The company had planned to start shipping the Focus Active to the U.S. later next year. It is already selling it in China and Europe.
The decision could mean that the Mustang will be the only Ford passenger car sold in the U.S.
Ford has said that nearly 90 percent of the vehicles it sells by 2020 will be SUVs, trucks or commercial vehicles.
The company sells 2.5 million cars a year, so the Focus Active decision isn’t hugely significant, but it could be a harbinger of other cuts by Ford or other American car companies because of tariffs, reducing choice for U.S. customers.

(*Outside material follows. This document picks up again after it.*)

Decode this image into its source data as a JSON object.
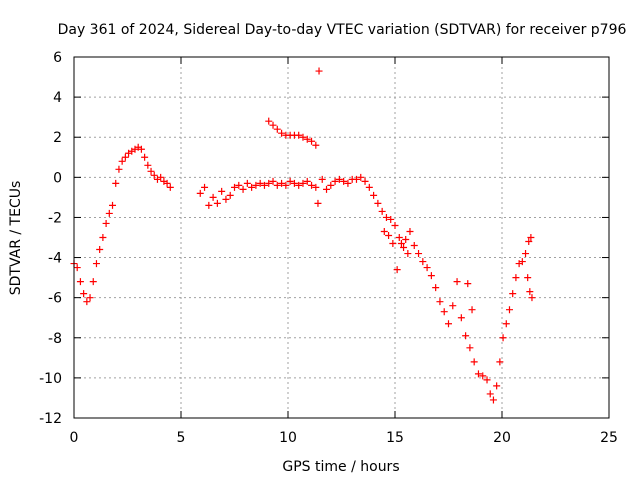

This is likely the first of “many such announcements,” warned Kristin Dziczek, vice president of the Ann Arbor-based Center for Automotive Research. She predicts tariffs on Chinese imports, along with Trump’s additional threatened 25 percent tariff on cars and possibly parts from the European Union, would force several vehicles out of the American market.
“This is the first of potentially many vehicles that will disappear from the U.S. market,” she told The Detroit Free Press. “The threat or the imposition of a 20 to 25 percent tariff will limit consumer choices and raise prices in the U.S.”
She said 48 percent of the vehicles sold in the U.S. were imported last year, and even vehicles that aren’t imported have a significant percentage of foreign parts. “All of that imported content could be subject to tariffs as well. Even a U.S. vehicle made in the U.S. and sold in the U.S. will see prices rise due to imported content [being] subject to tariffs,” she warned.
Dave Sullivan, manager of product analysis at marketing firm AutoPacific Inc., told The Free Press that Trump’s “war on the automotive industry is causing a knee-jerk reaction that will only bring higher costs and less choice for consumers.”
Tariffs could be coming at a bad time for Ford, whose stock last month dipped below $10 for the first time in almost six years. The shares dropped another 2.3 percent Friday to $9.48.
About 80 percent of Ford cars are made in the U.S., according to Galhotra. The company outsourced some of its manufacturing because profit margins in the U.S. were falling.